Düsseldorf.. Die meisten Hähnchen aus NRW-Betrieben werden mit Antibiotika aufgezogen. Das kritisiert NRW-Umweltminister Johannes Remmel. Verbraucher sollten auf Hähnchen von möglichst kleinen Höfen zurückgreifen.
Es ist bundesweit das erste Gutachten, das den Einsatz von Antibiotika in der Hähnchenmast systematisch untersuchte. Von Februar bis Juni hat das Landesumweltamt 182 Geflügelbetriebe in NRW durchkämmt und ist zu einem alarmierenden Befund gelangt: Der Einsatz von Medikamenten ist praktisch die Regel. Nur 18 Betriebe verzichten bei der Hähnchenmast auf Hilfen der Pharmaindustrie. Da es sich um die Überprüfung von 962 Hähnchenzuchtdurchgängen im größten Bundesland handelt, hält NRW-Umweltminister Johannes Remmel (Grüne) die Studienergebnisse für bundesweit übertragbar. Was Verbraucher nun wissen müssen.
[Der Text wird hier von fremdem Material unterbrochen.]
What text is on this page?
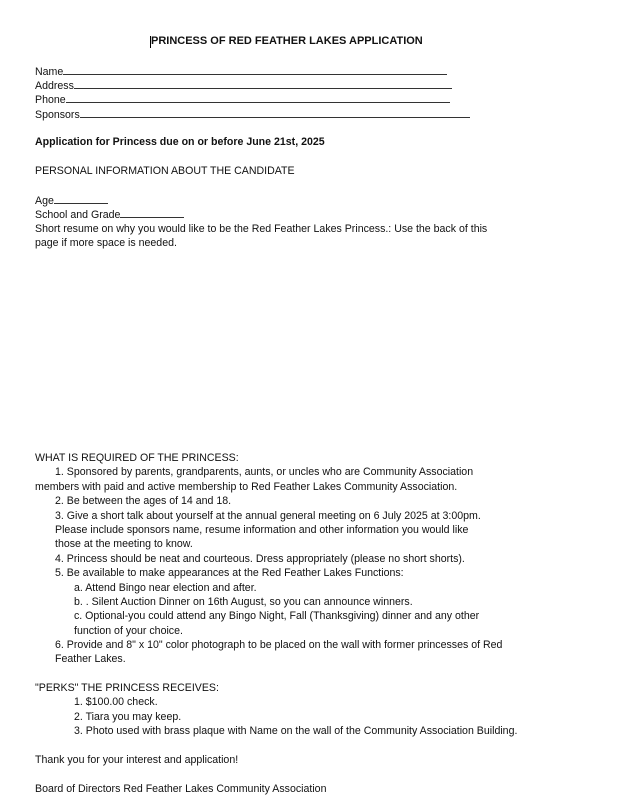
PRINCESS OF RED FEATHER LAKES APPLICATION
Name
Address
Phone
Sponsors
Application for Princess due on or before June 21st, 2025
PERSONAL INFORMATION ABOUT THE CANDIDATE
Age
School and Grade
Short resume on why you would like to be the Red Feather Lakes Princess.: Use the back of this
page if more space is needed.
WHAT IS REQUIRED OF THE PRINCESS:
1. Sponsored by parents, grandparents, aunts, or uncles who are Community Association
members with paid and active membership to Red Feather Lakes Community Association.
2. Be between the ages of 14 and 18.
3. Give a short talk about yourself at the annual general meeting on 6 July 2025 at 3:00pm.
Please include sponsors name, resume information and other information you would like
those at the meeting to know.
4. Princess should be neat and courteous. Dress appropriately (please no short shorts).
5. Be available to make appearances at the Red Feather Lakes Functions:
a. Attend Bingo near election and after.
b. . Silent Auction Dinner on 16th August, so you can announce winners.
c. Optional-you could attend any Bingo Night, Fall (Thanksgiving) dinner and any other
function of your choice.
6. Provide and 8" x 10" color photograph to be placed on the wall with former princesses of Red
Feather Lakes.
"PERKS" THE PRINCESS RECEIVES:
1. $100.00 check.
2. Tiara you may keep.
3. Photo used with brass plaque with Name on the wall of the Community Association Building.
Thank you for your interest and application!
Board of Directors Red Feather Lakes Community Association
Gesundheitsgefahr für den Menschen
Antibiotika-Rückstände im Fleisch sind für sich genommen nicht das Hauptproblem. Wissenschaftler warnen vielmehr davor, dass das kurzzeitige Doping von Tieren mit gezielten Antibiotika-Cocktails die Ausbreitung von multiresistenten Keimen beschleunigt. Eine Langzeit-Untersuchung des Bundesinstituts für Risikobewertung hat in Fleisch- und Lebensmittelproben Keime nachweisen können, die zu 48 Prozent resistent gegen mindestens einen Wirkstoff waren. Beim Menschen kann das dazu führen, dass bei Erkrankungen notwendige Antibiotika keine Wirkung mehr entfalten. Laut Robert-Koch-Institut sterben jährlich mehr als 15 000 Menschen in Deutschland wegen multiresistenter Keime.
Problem beim Fleischkauf
Der Verbraucher kann beim Hähnchenkauf nicht erkennen, ob das Fleisch unter Einsatz von Medikamenten gepäppelt wurde. NRW-Umweltminister Remmel hat zwar eine neue Produktkennzeichnung ins Gespräch gebracht, dafür fehlt es jedoch bislang an klaren rechtlichen Vorgaben des Bundes. Diskutiert wird auch eine freiwillige Etikettierung für Hähnchenfleisch ohne Antibiotika.
Als Faustregel an der Frischetheke gilt bislang nur: Bei Bio-Produkten ist die Medikamentenzugabe generell eingeschränkt. Aber unter den 18 von 182 NRW-Hühnermastbetrieben, die ohne Wirkstoffe arbeiten, sind immerhin auch 13 konventionelle Höfe. Laut Minister Remmel werden in kleineren Betrieben mit weniger als 20 000 Tieren deutlich weniger Medikamente eingesetzt.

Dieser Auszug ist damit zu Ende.